Example of the Noise Decomposition
The following example shows how interference optical data can be decomposed into the sedimentation part, the time-invariant noise, the radial-invariant noise, and the statistical noise:
The left figure shows in the top panel (A) the raw sedimentation data from an experiment with myoglobin. Panel B below shows the results of fit with a single-component Lamm equation solution (black) considering RI noise (shown in red as a function of time), and TI noise (blue). The bottom Panel C shows the remaining statistical noise, which is nearly random and has an rms value of 0.0065 fringes. A similar decomposition is shown in the middle Figure for the fit of data from an IgG sample with monomeric and dimeric IgG modeled as a two-component Lamm-equation fit, with statistical noise of rms = 0.0072 fringes. In the right Figure is the result from modeling the mixture of the myoglobin and IgG sample with a 3 component Lamm equation solution (using the pre-determined values for s and M). Here, we get a decomposition with rms noise of 0.0051 fringes. More details on these examples are described in Ref. 1.
The noise parameters are well-determined, and interference optical data are well-described by the combination of TI noise, RI noise, and statistical noise. An example of how the systematic noise can be subtracted from the data can be found here.

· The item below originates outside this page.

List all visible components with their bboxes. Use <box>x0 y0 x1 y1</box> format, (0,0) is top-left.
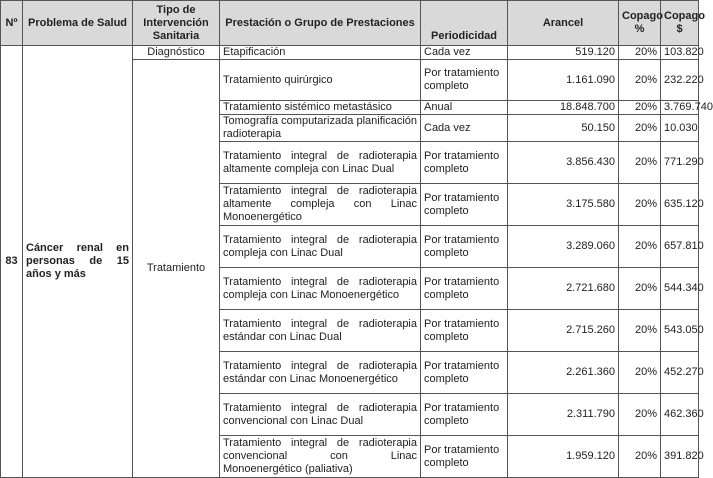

TI noise can also be useful when working with absorbance data. In Panel A below are sedimentation data of myoglobin, in Panel B the residuals of a single-species Lamm equation fit, which has an rms of 0.013. A close inspection of the noise in B reveals that it is not entirely random, but has some time-invariant features. If we model the data with TI noise (Panel C), we arrive at much more random residuals, with an rms value of 0.009.
More details can be found in Ref. 1.
More examples can be found in the step-by-step tutorial, which includes the treatment of systematic noise in interference data, as well as in the example of using Sedfit.
(1) P. Schuck and B. Demeler (1999) Direct sedimentation analysis of interference-optical data in analytical ultracentrifugation. Biophysical Journal 76:2288-2296.
(2) C.L. Lawson and R.J. Hanson. (1974) Solving Least Squares Problems. Prentice-Hall, Englewood Cliffs, New Jersey
(3) Ruhe, A., and P. Å. Wedin. (1980) Algorithms for separable nonlinear least squares problems. SIAM Review. 22:318-337.
(4) S.R. Kar, J.S. Kinsbury, M.S. Lewis, T.M. Laue, and P. Schuck (2000) Analysis of transport experiments using pseudo-absorbance data. Analytical Biochemistry 285:135-142.
(5) P. Schuck (1999) Sedimentation equilibrium analysis of interference optical data by systematic noise decomposition. Analytical Biochemistry 272:199-208.